Assistant Professor of Physics
Franklin & Marshall College
Major at Wooster: Physics

Amy Lytle

Ask Amy Lytle how Wooster best prepared her for life after graduation, and she’ll tell you about her first graduate school classes at the University of Colorado at Boulder. Wooster’s liberal arts curriculum meant that her course background was very different from other students’, she says, “but I had much better preparation in writing and presenting. My research experiences as an undergrad really gave me an advantage once I got into the lab.”
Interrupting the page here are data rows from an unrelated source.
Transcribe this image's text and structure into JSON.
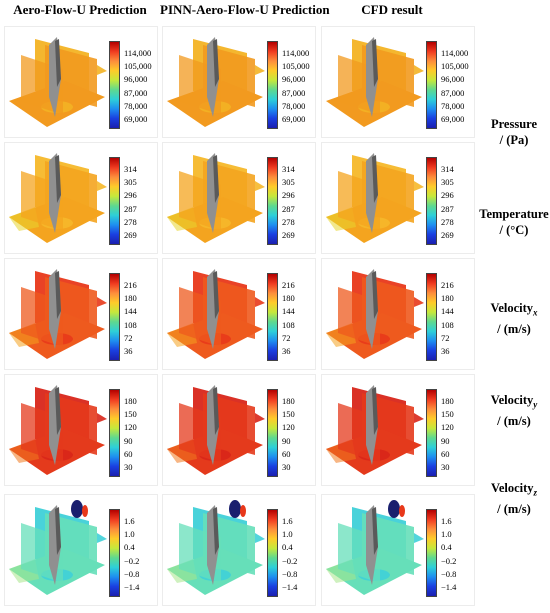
{
  "columns": [
    {
      "title": "Aero-Flow-U Prediction"
    },
    {
      "title": "PINN-Aero-Flow-U Prediction"
    },
    {
      "title": "CFD result"
    }
  ],
  "rows": [
    {
      "label": "Pressure",
      "sub": "",
      "unit": "/ (Pa)",
      "ticks": [
        "114,000",
        "105,000",
        "96,000",
        "87,000",
        "78,000",
        "69,000"
      ],
      "field": "pressure",
      "colors": {
        "main": "#f29a1f",
        "high": "#f3b324",
        "low": "#8fd14a",
        "body": "#909090"
      }
    },
    {
      "label": "Temperature",
      "sub": "",
      "unit": "/ (°C)",
      "ticks": [
        "314",
        "305",
        "296",
        "287",
        "278",
        "269"
      ],
      "field": "temperature",
      "colors": {
        "main": "#f4a41f",
        "high": "#f6b82a",
        "low": "#e8d52e",
        "body": "#909090"
      }
    },
    {
      "label": "Velocity",
      "sub": "x",
      "unit": "/ (m/s)",
      "ticks": [
        "216",
        "180",
        "144",
        "108",
        "72",
        "36"
      ],
      "field": "velocity_x",
      "colors": {
        "main": "#ee5a1e",
        "high": "#e8381a",
        "low": "#f4a21f",
        "body": "#909090"
      }
    },
    {
      "label": "Velocity",
      "sub": "y",
      "unit": "/ (m/s)",
      "ticks": [
        "180",
        "150",
        "120",
        "90",
        "60",
        "30"
      ],
      "field": "velocity_y",
      "colors": {
        "main": "#e43a1c",
        "high": "#d8261a",
        "low": "#f07a1f",
        "body": "#909090"
      }
    },
    {
      "label": "Velocity",
      "sub": "z",
      "unit": "/ (m/s)",
      "ticks": [
        "1.6",
        "1.0",
        "0.4",
        "−0.2",
        "−0.8",
        "−1.4"
      ],
      "field": "velocity_z",
      "colors": {
        "main": "#66dfb9",
        "high": "#3fd0d8",
        "low": "#a8e58a",
        "body": "#909090"
      }
    }
  ],
  "colormap": [
    "#b30000",
    "#f03b20",
    "#fd8d3c",
    "#fecc2a",
    "#c6e83c",
    "#5fd98f",
    "#2ecfd8",
    "#1e8ef0",
    "#1a3fe0",
    "#1b1fb0"
  ]
}
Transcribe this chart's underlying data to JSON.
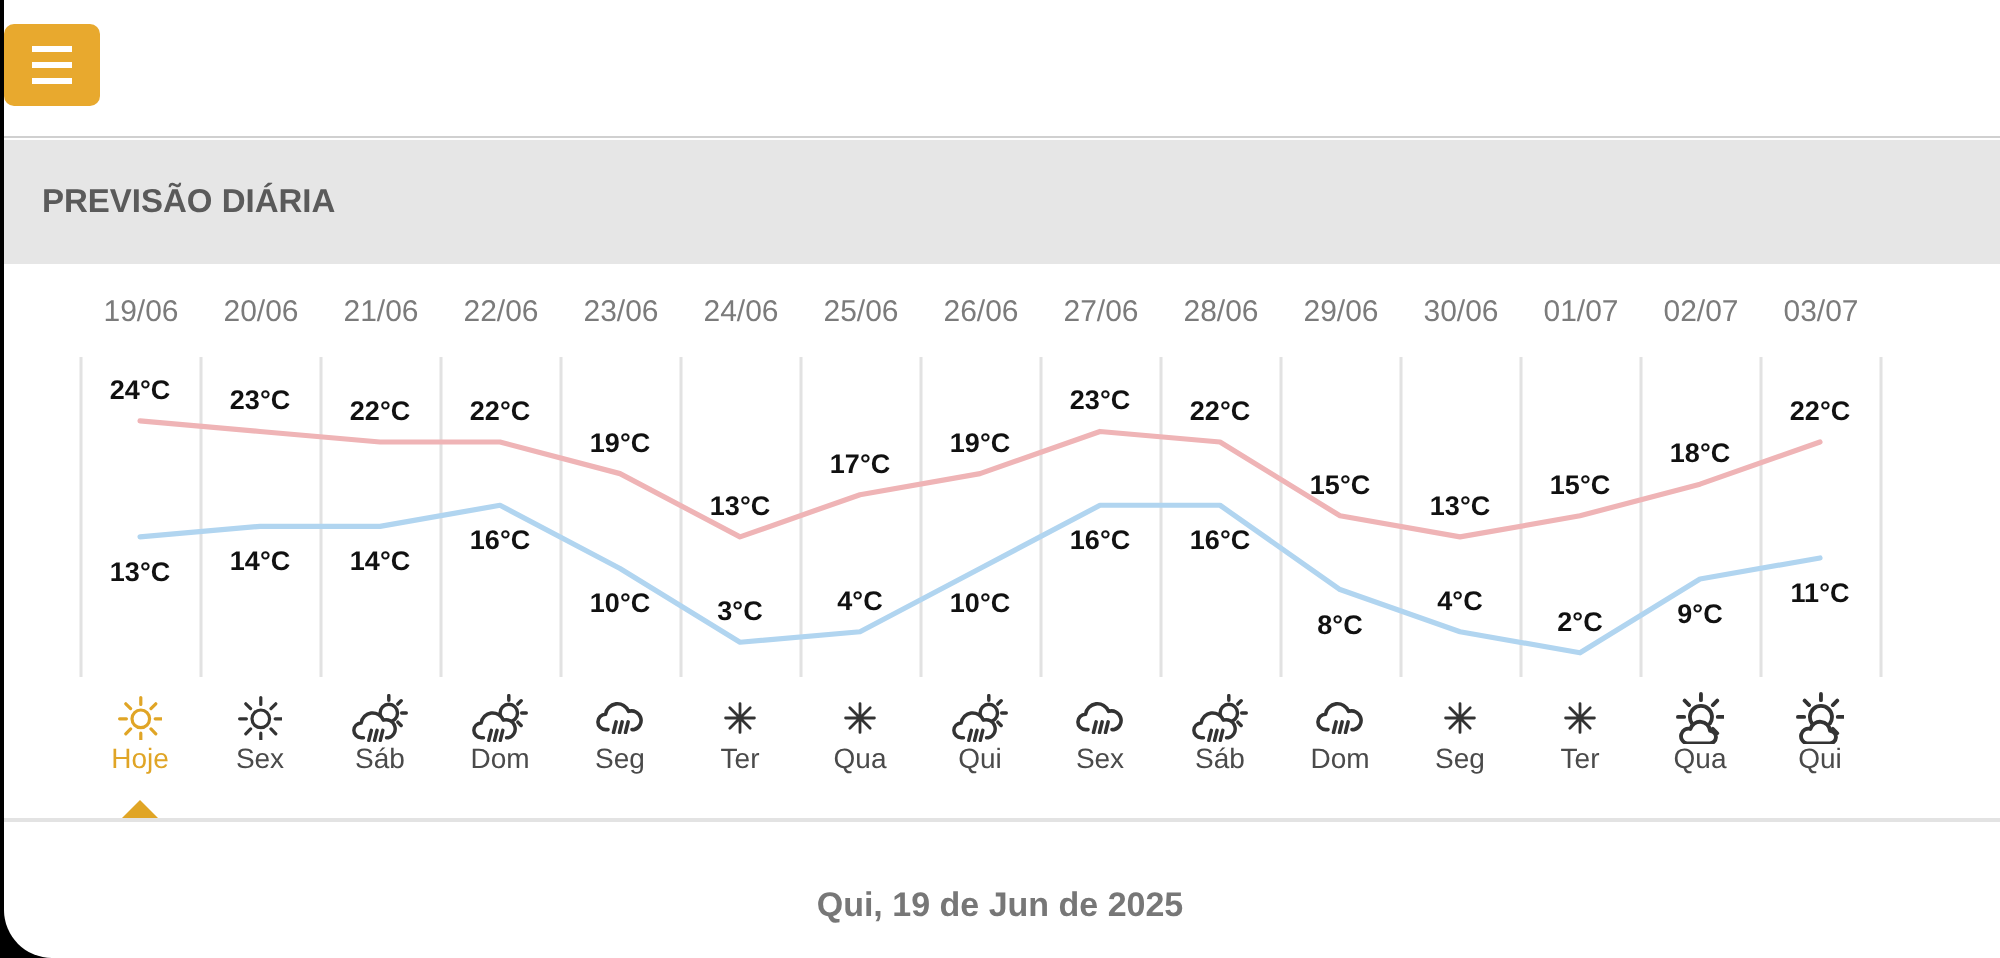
{
  "chart_data": {
    "type": "line",
    "title": "PREVISÃO DIÁRIA",
    "categories": [
      "19/06",
      "20/06",
      "21/06",
      "22/06",
      "23/06",
      "24/06",
      "25/06",
      "26/06",
      "27/06",
      "28/06",
      "29/06",
      "30/06",
      "01/07",
      "02/07",
      "03/07"
    ],
    "series": [
      {
        "color": "#efb4b6",
        "values": [
          24,
          23,
          22,
          22,
          19,
          13,
          17,
          19,
          23,
          22,
          15,
          13,
          15,
          18,
          22
        ],
        "value_labels": [
          "24°C",
          "23°C",
          "22°C",
          "22°C",
          "19°C",
          "13°C",
          "17°C",
          "19°C",
          "23°C",
          "22°C",
          "15°C",
          "13°C",
          "15°C",
          "18°C",
          "22°C"
        ]
      },
      {
        "color": "#b1d5f0",
        "values": [
          13,
          14,
          14,
          16,
          10,
          3,
          4,
          10,
          16,
          16,
          8,
          4,
          2,
          9,
          11
        ],
        "value_labels": [
          "13°C",
          "14°C",
          "14°C",
          "16°C",
          "10°C",
          "3°C",
          "4°C",
          "10°C",
          "16°C",
          "16°C",
          "8°C",
          "4°C",
          "2°C",
          "9°C",
          "11°C"
        ]
      }
    ],
    "annotations": [
      "Hoje",
      "Sex",
      "Sáb",
      "Dom",
      "Seg",
      "Ter",
      "Qua",
      "Qui",
      "Sex",
      "Sáb",
      "Dom",
      "Seg",
      "Ter",
      "Qua",
      "Qui",
      "Qui, 19 de Jun de 2025"
    ],
    "grid": "x",
    "tick_labels": "x"
  }
}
That’s because she had already learned to call a physics laboratory home, beginning with summer research at Wooster under Don Jacobs, Victor J. Andrew Professor of Physics, following her sophomore year. “It was a very collegial atmosphere in the department,” Lytle says. “We definitely had fun, even though we worked hard.” Lytle also found a home in the Scot Band, the Pipe Band and with the Physics Club—and it didn’t hurt that brother John Lytle ’99 (now a visiting faculty member in the College’s French department) was there for guidance.

Summer research opened up the possibility of doing research professionally, Lytle says, and hands-on experience gave her the confidence to pursue a career in physics. Fast-forward to senior year (after an internship doing optics research for IBM) and Lytle was ready to complete her Independent Study. Working with Prof. Shila Garg, Lytle conducted a structural and optical study of the liquid crystalline phases of DNA. “Putting together an I.S. was definitely the biggest project I had taken on, and it was immensely satisfying to accomplish,” Lytle says.
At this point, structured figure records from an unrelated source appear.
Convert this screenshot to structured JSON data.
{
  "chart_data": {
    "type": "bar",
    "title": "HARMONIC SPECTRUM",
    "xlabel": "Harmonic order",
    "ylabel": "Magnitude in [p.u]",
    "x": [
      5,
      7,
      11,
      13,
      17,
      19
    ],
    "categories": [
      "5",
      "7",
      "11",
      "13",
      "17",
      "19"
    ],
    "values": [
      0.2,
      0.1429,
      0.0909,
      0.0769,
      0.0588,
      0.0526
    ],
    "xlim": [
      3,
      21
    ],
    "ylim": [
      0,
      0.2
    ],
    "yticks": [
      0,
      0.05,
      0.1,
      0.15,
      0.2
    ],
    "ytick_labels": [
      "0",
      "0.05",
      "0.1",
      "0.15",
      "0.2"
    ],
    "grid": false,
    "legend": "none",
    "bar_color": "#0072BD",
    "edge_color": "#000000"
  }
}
After leaving UC Boulder with her Ph.D., Lytle taught for two years at Hamilton College, and is now in her second year teaching physics and astronomy at Franklin & Marshall College in Lancaster, Pa. Her current research focuses on a nonlinear optical process known as frequency conversion, a way of creating new types of laser sources, which can then be used in other areas of research. Lytle is working to develop a technique to boost the efficiency of frequency conversion, which is naturally energy inefficient.

She is also working to keep her I.S. experience alive by advising students on their own independent research projects; she collaborated with a student last year on his work in characterization of ultrafast lasers. “Since becoming a faculty member,” Lytle says, “I’ve tried to give my students the same sort of research experiences I had at Wooster. I hope I am able to inspire the same sort of excitement about physics that I had as an undergrad.”